All that said, festive weddings have a positive side, which gives people hope and joy. For example, recently landing crash on you Stars Son Ye-Jin and Hyun Bin got married, and it drove the internet into a frenzy. Fans of the show and the stars were ecstatic, and why wouldn’t they? These stars who were until recently the fables of fantasy and inaccessible romance fell in love (that’s also with each other), which makes them all the more human and accessible. You see, when weddings happen to people like Ranbir Alia, Ben Jane or Vicki Katrina, they lead people to believe that celebrities and stars are no different because they also fall in love, they also like to have families, and they also celebrate two people coming together.

When celebrity weddings like Alia Bhatt and Ranbir Kapoor's weddings do more harm than good to our idea of ​​celebrating love

Snapshots from Katrina Kaif and Vicky Kaushal’s wedding

In addition, celebrity weddings are also a much-needed respite during troubled times, especially with the two long years of the pandemic, when everything was dull and dim. In such circumstances, weddings become an occasion of unparalleled joy and color, and their voyeuristic nature forces even people who are not personally involved to enjoy them indirectly.

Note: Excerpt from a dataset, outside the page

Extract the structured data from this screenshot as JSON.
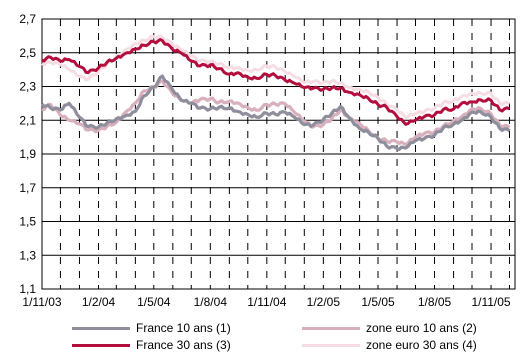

It is true that the people we see on social media are very expensive, and magic is attractive and desirable, but we cannot blame someone for having the financial ability to spend. However, what we can do is take a look at what they really represent, not brilliance, not magic, but love. For whether it is luxurious or simple, whether it is intimate or in the public eye, it can be in court or in a palace for all I care, but weddings are special not because they are big and beautiful, but because they symbolize the dream of many people. We Possess: The desire to find and spend our lives with that person who will hold our hand through it all.

While it is one aspect of celebrity wedding culture that highlights the wide class difference between the common people and those of the rich and famous, it is also necessary to keep in mind that they are entitled to be loved as much as we are. Yes, celebrity weddings are ‘photo perfect’, and the digital age invites us to gush over precision and dreaminess, but as we sip wedding photos, we must ask ourselves this question: Do we seek beauty or love?

And if most of us choose the latter, it is not wrong to think that despite differences in class and privilege, we are not all different, because our search for love and companionship unites us, if nothing else.

Takeshi Mehta is a freelance journalist and writer. She firmly believes that we are what we stand for and therefore you will always find her holding a pen.